Le Tribunal Administratif de Caen a été saisi par M. A... B... d’un recours en excès de pouvoir visant à annuler la décision du préfet du Calvados du 30 juin 2025 classant sans suite sa demande de titre de séjour « étudiant ». En cours d’instance, le préfet a réouvert l’instruction et délivré un récépissé, conduisant le tribunal à interroger le requérant sur le maintien de ses conclusions. Faute de réponse dans le délai d’un mois, le tribunal a constaté un désistement d’office sur le fondement des articles R. 222-1 et R. 612-5-1 du code de justice administrative. Par ordonnance du 2 février 2026, il a donné acte de ce désistement et clos l’affaire.
Texte intégral
Vu la procédure suivante :
Par une requête et un mémoire en production de pièces complémentaires, enregistrés les 25 août et 1er septembre 2025, M. C... A... B... doit être regardé comme demandant au tribunal :
1°) d’annuler la décision du 30 juin 2025 par laquelle le préfet du Calvados a classé sans suite sa demande de délivrance d’un titre de séjour portant la mention « étudiant » ;
2°) d’enjoindre au préfet du Calvados de procéder, sans délai, au réexamen de sa demande.
Par un mémoire en défense, enregistré le 13 novembre 2025, le préfet du Calvados conclut au non-lieu à statuer sur la requête, l’instruction de la demande ayant été réouverte et un récépissé de demande de titre de séjour ayant été délivré au requérant le 7 novembre 2025.
Par une lettre du 14 novembre 2025, M. A... B... a été invité, sur le fondement des dispositions de l’article R. 612-5-1 du code de justice administrative, à indiquer s’il maintenait sa requête.
Vu les autres pièces du dossier.
Vu le code de justice administrative.
Considérant ce qui suit :
1. Aux termes de l’article R. 222-1 du code de justice administrative : « Les présidents de tribunal administratif et (…) les présidents de formation de jugement des tribunaux peuvent, par ordonnance : / (…) 1° Donner acte des désistements ; (…) ». L’article R. 612-5-1 du même code dispose : « Lorsque l'état du dossier permet de s'interroger sur l'intérêt que la requête conserve pour son auteur, le président de la formation de jugement (…) peut inviter le requérant à confirmer expressément le maintien de ses conclusions.
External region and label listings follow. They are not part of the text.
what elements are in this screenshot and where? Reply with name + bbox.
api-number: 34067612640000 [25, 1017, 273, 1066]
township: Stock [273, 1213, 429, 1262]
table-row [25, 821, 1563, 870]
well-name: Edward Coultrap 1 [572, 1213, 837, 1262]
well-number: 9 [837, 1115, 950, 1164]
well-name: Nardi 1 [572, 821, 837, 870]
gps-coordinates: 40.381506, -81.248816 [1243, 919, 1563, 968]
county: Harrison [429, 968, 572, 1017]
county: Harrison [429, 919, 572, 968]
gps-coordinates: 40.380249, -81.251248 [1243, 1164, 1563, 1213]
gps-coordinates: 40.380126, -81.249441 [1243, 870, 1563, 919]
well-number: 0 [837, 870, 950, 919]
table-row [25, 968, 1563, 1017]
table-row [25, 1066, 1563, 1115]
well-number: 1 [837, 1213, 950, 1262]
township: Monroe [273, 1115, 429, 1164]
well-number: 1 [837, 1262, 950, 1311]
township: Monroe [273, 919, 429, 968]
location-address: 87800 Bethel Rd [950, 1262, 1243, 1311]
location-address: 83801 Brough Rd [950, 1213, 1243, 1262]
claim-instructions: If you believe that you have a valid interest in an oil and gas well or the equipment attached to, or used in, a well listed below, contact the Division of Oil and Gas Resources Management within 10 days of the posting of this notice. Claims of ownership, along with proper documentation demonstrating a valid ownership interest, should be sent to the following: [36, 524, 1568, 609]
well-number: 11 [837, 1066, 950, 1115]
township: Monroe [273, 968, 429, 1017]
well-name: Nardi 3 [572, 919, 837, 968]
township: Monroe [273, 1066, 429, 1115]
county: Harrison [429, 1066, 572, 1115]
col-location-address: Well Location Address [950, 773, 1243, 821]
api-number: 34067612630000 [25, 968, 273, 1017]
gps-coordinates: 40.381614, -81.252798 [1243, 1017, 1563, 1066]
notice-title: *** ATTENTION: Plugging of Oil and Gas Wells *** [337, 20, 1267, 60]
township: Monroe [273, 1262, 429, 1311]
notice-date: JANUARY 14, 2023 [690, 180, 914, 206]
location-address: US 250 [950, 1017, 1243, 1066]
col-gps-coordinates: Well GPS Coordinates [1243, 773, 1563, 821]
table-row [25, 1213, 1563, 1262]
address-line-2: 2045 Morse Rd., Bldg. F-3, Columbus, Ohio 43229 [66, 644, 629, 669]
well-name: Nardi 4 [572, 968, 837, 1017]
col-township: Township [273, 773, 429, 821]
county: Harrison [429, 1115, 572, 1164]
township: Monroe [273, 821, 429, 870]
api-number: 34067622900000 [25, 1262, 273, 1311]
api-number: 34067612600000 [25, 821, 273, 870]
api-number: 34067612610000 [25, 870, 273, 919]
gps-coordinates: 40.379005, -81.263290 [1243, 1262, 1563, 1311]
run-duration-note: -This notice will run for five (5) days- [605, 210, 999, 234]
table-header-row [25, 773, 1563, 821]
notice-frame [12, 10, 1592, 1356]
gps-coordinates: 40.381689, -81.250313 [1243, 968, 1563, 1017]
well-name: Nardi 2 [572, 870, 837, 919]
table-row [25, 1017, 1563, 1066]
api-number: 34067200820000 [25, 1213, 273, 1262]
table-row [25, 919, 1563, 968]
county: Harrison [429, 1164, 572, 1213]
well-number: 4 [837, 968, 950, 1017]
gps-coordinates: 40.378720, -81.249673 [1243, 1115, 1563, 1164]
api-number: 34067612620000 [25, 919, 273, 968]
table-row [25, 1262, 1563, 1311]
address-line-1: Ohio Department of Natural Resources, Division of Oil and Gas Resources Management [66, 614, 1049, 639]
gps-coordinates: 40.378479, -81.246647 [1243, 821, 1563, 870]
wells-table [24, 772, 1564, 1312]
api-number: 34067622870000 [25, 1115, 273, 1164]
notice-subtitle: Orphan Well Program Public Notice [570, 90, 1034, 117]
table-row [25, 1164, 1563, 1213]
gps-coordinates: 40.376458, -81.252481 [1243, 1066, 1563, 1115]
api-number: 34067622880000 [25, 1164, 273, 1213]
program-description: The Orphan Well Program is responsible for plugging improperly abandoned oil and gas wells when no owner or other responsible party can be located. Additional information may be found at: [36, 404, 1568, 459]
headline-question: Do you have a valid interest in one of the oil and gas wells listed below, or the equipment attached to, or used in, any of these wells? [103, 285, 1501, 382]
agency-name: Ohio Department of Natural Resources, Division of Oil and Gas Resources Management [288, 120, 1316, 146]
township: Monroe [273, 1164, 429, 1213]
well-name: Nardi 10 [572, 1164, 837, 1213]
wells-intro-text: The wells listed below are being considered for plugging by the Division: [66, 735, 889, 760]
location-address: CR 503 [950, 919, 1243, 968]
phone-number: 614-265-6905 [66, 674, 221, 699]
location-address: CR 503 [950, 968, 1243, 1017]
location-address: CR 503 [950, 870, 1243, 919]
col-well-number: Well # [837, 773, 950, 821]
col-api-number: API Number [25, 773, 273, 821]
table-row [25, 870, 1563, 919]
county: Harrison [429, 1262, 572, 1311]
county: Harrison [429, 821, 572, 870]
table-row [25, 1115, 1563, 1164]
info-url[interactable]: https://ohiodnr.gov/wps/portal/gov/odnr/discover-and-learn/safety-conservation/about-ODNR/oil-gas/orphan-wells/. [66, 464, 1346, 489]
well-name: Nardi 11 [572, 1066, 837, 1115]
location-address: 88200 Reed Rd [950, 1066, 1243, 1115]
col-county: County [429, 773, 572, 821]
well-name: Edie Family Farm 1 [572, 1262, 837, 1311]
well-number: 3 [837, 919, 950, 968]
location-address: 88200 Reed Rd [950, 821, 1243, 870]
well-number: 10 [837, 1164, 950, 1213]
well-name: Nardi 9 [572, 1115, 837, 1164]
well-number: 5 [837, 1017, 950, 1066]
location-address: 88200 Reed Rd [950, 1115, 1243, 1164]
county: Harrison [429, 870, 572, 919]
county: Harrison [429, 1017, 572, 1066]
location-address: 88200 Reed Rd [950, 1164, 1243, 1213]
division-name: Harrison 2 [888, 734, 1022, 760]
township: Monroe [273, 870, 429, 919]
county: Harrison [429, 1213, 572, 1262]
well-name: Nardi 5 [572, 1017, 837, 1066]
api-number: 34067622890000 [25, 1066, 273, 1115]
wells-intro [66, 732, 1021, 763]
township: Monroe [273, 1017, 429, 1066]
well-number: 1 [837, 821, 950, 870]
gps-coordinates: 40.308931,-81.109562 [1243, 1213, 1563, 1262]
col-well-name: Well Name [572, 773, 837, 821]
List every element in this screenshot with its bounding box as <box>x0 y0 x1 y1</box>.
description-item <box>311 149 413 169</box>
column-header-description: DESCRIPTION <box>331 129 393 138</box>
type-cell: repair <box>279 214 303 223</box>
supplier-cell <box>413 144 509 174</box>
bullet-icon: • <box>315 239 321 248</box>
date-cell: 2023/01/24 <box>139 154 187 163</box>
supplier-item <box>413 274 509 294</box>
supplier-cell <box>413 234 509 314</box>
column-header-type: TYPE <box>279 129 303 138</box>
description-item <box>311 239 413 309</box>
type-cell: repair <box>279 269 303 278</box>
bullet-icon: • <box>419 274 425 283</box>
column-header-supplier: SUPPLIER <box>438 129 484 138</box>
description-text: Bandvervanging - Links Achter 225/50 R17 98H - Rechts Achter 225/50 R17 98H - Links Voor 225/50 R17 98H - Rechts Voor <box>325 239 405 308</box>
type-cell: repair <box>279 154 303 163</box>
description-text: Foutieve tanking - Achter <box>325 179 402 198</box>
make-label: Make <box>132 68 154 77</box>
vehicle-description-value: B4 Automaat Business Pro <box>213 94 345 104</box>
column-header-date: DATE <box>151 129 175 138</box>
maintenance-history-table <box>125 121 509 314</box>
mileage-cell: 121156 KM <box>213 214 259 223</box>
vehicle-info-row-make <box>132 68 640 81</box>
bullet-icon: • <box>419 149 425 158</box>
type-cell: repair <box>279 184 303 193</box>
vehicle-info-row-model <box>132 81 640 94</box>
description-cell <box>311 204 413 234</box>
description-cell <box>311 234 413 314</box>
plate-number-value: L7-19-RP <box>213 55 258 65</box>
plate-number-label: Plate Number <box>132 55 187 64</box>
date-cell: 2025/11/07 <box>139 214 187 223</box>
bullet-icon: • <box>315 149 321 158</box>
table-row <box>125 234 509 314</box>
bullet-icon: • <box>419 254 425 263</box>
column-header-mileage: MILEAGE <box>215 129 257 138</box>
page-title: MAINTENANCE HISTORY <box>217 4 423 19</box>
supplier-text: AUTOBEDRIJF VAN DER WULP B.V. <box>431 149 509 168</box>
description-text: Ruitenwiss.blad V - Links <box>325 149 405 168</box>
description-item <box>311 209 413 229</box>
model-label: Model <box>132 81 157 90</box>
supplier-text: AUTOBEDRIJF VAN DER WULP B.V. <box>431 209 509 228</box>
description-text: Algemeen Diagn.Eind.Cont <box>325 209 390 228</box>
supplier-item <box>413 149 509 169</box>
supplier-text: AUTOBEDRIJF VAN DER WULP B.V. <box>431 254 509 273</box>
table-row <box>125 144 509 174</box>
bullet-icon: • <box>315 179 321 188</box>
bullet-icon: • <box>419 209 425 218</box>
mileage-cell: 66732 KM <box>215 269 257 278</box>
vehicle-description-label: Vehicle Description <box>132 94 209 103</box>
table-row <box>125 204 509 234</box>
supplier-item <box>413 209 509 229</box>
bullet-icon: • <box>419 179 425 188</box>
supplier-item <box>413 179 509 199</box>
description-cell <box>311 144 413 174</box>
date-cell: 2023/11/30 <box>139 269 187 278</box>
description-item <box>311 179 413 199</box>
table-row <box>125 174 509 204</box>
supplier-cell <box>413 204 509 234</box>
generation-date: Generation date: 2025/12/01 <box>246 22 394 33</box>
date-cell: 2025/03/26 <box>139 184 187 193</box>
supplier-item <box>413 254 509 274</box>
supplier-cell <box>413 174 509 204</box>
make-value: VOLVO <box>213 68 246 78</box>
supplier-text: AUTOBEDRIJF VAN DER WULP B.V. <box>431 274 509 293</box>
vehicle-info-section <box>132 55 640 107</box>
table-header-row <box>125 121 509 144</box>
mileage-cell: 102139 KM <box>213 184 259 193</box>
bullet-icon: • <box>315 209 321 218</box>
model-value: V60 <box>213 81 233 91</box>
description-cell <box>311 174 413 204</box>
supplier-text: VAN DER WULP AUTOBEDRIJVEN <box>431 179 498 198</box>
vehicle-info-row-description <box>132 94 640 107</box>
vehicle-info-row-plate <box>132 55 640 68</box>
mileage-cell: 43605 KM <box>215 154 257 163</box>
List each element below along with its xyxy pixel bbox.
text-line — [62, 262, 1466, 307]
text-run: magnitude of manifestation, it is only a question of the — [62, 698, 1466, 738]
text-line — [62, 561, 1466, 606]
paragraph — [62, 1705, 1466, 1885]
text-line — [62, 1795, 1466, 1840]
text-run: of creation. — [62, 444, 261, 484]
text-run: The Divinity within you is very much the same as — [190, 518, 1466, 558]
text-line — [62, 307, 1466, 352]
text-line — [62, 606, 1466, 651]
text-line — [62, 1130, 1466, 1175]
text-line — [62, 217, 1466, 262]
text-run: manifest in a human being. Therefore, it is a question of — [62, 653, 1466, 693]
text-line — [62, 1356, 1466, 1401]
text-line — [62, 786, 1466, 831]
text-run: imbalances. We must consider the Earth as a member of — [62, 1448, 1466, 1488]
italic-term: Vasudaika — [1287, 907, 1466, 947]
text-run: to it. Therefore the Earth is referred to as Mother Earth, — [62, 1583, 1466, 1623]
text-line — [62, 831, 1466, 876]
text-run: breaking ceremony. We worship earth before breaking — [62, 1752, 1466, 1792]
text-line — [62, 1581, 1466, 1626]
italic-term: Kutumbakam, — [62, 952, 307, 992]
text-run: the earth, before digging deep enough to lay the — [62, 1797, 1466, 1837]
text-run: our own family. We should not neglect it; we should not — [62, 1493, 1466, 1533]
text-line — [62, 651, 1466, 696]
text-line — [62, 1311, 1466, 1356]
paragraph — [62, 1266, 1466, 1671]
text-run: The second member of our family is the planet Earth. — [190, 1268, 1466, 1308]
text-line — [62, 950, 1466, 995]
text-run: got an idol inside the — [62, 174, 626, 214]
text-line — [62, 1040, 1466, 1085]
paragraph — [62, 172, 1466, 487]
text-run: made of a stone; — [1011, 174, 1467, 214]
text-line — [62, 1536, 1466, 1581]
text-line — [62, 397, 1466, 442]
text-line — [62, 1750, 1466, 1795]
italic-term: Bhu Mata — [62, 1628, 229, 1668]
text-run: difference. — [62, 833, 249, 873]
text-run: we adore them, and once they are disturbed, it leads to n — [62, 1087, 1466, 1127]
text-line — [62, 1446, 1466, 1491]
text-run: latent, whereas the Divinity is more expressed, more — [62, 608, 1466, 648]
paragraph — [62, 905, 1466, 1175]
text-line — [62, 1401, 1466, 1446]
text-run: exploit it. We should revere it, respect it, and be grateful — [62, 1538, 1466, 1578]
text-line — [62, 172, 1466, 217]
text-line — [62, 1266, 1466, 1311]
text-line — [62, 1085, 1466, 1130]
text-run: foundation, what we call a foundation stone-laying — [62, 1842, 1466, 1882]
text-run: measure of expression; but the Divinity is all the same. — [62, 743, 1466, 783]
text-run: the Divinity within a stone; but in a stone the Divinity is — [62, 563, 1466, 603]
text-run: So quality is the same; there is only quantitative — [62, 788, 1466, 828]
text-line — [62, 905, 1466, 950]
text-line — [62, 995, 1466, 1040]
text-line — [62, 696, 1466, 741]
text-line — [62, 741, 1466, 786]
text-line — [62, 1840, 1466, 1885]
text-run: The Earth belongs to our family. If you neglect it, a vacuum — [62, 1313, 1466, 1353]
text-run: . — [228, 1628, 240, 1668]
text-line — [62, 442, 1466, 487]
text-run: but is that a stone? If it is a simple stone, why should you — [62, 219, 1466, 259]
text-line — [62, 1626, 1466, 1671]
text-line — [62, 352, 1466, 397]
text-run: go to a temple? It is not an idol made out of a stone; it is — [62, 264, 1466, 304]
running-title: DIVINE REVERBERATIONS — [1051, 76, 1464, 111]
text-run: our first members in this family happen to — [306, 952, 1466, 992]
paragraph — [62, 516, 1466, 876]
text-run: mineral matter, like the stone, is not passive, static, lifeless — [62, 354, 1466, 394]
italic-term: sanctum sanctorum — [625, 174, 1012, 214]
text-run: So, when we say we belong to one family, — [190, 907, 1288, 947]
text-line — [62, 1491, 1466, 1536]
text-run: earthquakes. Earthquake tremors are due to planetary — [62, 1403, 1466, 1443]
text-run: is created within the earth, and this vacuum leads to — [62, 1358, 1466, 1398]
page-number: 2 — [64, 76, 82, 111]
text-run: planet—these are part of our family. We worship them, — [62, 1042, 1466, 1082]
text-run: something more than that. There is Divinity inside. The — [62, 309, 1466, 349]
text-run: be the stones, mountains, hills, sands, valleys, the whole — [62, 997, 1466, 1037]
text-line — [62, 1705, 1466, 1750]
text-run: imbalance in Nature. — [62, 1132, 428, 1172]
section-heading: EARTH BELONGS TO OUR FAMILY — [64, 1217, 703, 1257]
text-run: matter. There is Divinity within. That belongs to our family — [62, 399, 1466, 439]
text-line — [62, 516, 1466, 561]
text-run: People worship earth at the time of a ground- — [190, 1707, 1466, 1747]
La demande qui lui est adressée mentionne que, à défaut de réception de cette confirmation à l'expiration du délai fixé, qui ne peut être inférieur à un mois, il sera réputé s'être désisté de l'ensemble de ses conclusions. ».
2. Par une lettre du 14 novembre 2025, mise à disposition du requérant le même jour sous l’application informatique Télérecours, le tribunal a indiqué à M. C... A... B... que l’état du dossier permettait de s’interroger sur l’intérêt que conservait pour lui la requête et l’a invité à confirmer expressément s’il maintenait ses conclusions. M. A... B... est réputé avoir réceptionné cette lettre le 14 novembre 2025, ainsi qu’en atteste l’accusé de réception délivré par l’application informatique Télérecours conformément à l’article R. 611-8-2 du code de justice administrative. En vertu des dispositions précitées, et en l’absence de confirmation expresse des conclusions de la requête dans le délai d’un mois imparti par cette lettre, M. A... B... est réputé s’être désisté de l’ensemble de ses conclusions.
O R D O N N E :
Article 1er : Il est donné acte du désistement d’office de M. A... B....
Article 2 : La présente ordonnance sera notifiée à M. C... A... B... et au préfet du Calvados
Fait à Caen, le 2 février 2026.
Le président de la 1ère chambre,
Signé
F. CHEYLAN
La République mande et ordonne au préfet du Calvados en ce qui le concerne ou à tous commissaires de justice à ce requis en ce qui concerne les voies de droit commun contre les parties privées, de pourvoir à l’exécution de la présente décision.